Tuesday, March 3, 2015

Brief Intro to Structures in Fortran

In Matlab, the cell variable type can be very useful.  For those not familiar, a cell (in Matlab) is kinda like a variable inside a variable.  For instance I could have a cell called FieldVariables.  There are 4 elements inside this cell: 1 each for pressure, density, Vx, Vy.  Each of these 5 cell elements has Nx by Ny elements inside relating to the value of the variable at the gridpoints.  This can be a convenient way to collect related data while incurring minimal overhead.

In Fortran, something similar can be done in the form of structures.  A structure allows you to define a custom variable type that can be used similarly integer by coding integer:: i .  It's maybe not exactly the same.

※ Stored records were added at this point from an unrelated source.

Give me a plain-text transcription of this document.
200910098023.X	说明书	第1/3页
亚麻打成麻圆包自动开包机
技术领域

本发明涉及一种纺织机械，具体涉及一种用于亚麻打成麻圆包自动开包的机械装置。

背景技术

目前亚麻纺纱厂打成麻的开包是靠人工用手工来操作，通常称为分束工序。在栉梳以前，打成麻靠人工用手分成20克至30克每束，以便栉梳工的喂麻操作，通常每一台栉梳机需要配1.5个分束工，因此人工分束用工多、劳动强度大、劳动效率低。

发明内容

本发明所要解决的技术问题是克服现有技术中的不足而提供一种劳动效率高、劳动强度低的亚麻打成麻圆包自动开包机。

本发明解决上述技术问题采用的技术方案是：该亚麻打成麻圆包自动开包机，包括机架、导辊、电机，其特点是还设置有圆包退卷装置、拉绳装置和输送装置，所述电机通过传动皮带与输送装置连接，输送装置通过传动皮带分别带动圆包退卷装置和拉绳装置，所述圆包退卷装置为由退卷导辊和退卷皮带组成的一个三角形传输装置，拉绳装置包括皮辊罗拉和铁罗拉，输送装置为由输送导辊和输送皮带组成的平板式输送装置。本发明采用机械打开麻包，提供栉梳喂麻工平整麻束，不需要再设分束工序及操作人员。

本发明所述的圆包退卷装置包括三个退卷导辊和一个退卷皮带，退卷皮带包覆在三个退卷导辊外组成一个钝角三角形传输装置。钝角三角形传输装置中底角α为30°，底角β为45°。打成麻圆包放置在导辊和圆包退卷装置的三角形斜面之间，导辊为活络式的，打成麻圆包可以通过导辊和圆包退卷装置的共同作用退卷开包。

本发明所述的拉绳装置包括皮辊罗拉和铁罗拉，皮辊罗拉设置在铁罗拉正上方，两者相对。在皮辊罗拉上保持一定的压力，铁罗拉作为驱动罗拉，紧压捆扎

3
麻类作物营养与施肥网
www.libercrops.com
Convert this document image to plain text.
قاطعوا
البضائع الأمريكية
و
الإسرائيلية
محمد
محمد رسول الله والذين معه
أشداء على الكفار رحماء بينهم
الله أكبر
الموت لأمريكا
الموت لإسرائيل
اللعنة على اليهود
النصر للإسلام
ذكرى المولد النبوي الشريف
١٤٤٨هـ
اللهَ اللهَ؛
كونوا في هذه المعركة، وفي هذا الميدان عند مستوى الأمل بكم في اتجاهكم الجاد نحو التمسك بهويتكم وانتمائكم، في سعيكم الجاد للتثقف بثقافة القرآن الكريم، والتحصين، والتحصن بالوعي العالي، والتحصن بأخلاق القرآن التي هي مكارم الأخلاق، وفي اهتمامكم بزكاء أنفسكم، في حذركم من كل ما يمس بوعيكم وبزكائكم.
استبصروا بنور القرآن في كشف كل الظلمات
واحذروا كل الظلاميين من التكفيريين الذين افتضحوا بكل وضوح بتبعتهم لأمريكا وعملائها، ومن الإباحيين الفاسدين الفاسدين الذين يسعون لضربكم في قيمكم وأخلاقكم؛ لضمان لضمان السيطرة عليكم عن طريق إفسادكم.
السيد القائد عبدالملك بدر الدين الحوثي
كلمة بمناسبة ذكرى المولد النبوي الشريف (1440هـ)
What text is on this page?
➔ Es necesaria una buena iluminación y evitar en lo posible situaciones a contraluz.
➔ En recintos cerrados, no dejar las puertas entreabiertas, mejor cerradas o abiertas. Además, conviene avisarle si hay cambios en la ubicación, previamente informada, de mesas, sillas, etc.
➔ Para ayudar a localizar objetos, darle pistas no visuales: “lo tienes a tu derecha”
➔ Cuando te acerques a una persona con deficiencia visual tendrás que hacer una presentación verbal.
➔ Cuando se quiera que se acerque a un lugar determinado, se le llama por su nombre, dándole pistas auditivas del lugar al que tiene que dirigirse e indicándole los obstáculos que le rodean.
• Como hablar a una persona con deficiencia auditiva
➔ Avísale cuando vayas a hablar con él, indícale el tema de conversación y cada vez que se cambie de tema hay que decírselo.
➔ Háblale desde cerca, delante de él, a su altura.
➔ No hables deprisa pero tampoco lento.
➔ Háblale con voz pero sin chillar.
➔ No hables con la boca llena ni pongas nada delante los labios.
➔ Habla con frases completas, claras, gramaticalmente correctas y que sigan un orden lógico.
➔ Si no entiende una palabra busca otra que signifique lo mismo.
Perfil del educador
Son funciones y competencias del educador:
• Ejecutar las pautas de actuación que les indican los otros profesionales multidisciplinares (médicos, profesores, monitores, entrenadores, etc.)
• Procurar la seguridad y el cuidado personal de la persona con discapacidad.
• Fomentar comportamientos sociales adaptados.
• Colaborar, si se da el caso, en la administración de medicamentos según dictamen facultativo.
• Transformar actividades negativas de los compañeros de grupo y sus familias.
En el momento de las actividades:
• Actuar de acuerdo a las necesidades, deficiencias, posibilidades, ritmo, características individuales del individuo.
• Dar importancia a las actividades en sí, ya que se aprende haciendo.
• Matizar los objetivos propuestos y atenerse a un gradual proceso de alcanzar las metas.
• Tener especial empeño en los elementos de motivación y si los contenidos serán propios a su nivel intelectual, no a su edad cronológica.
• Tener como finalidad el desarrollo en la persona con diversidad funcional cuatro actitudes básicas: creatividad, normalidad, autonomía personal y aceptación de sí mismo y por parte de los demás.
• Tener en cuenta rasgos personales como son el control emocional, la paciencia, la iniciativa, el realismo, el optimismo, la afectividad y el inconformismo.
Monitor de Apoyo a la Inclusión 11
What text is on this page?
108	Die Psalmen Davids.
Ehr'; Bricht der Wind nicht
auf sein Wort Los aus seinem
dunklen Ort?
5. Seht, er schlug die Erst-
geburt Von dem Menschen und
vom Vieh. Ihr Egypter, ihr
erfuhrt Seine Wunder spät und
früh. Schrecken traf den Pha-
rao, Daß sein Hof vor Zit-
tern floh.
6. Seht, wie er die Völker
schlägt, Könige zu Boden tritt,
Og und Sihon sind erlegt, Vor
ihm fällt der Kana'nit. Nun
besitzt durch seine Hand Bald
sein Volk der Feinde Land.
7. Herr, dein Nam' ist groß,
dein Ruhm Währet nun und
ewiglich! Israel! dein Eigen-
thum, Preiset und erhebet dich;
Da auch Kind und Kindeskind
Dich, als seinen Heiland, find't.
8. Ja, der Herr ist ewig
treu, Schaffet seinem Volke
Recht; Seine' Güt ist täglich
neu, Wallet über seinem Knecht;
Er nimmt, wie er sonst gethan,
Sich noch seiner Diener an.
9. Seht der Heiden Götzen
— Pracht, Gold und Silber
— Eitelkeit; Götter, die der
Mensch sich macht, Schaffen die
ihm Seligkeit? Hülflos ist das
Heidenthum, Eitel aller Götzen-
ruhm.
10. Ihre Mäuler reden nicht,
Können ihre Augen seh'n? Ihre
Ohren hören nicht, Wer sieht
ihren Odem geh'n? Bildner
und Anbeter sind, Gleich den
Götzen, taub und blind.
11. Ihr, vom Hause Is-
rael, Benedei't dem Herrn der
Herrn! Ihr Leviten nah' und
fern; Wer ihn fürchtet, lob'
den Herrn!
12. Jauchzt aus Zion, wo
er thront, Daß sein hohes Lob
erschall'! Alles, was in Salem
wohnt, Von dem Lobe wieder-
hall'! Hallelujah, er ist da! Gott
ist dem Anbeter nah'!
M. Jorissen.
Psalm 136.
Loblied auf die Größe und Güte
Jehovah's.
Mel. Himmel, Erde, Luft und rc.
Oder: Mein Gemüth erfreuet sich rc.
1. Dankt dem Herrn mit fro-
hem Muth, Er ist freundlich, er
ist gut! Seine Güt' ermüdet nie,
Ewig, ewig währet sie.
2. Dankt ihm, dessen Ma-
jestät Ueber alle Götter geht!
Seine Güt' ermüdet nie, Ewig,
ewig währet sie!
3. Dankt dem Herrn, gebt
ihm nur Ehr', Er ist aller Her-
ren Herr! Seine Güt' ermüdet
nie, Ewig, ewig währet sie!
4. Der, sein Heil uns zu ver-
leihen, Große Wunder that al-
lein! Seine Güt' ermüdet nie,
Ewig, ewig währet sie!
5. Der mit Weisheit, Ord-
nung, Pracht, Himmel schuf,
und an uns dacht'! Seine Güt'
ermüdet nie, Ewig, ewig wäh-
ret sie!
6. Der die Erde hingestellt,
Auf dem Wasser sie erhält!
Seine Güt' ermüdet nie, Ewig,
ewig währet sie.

For this example, I need a variable named PointsInCell
Inside PointsInCell, I want to store variables associated with x and y gridpoints.  So, at every gridpoint I want to store:
1) an integer counter NumInCell
2) an allocatable integer array called pIndex
3) an integer called pcounter

I want to do this because NumInCell, pIndex, and pcounter are all related to information local to a specific cell and it's convenient later in the code to have them all collected together.  So first, I define a type that declares NumInVox, pIndex, and pCounter

type CellIndex
        ! Contains:
        integer:: NumInCell ! # points in each Cell
        integer,dimension(:),allocatable:: pIndex ! array storing index of all points in Cell
        integer:: pcounter ! # counter for dynamic array sizing
end type
this takes care of defining what is to be stored AT each gridpoint

Next, I define another type to define the gridpoints where CellIndex will be stored:

type Cells
        type(CellIndex),dimension(:,:),allocatable:: Cell ! each element contains NumInVox, pIndex
end type

This defines the variable Cell as rows and columns were CellIndex will be stored

Lastly, I want to define a single variable that will contain all this information

type(Cells):: PointsInCell

Now to allocate these variables in the structure

allocate(PointsInCell % Cell(yNum,xNum))
do i=1,yNum,1
        do j=1,xNum,1
            allocate(PointsInCell % Cell(i,j) % pIndex(10))
        end do
end do
PointsInCell % Cell(:,:) % pcounter = 10

so if I want to change the pcounter at Cell(10,20) to 20, I'd write
PointsInCell % Cell(10,20) % pcounter = 20

the percent sign defines another level deeper in the structure.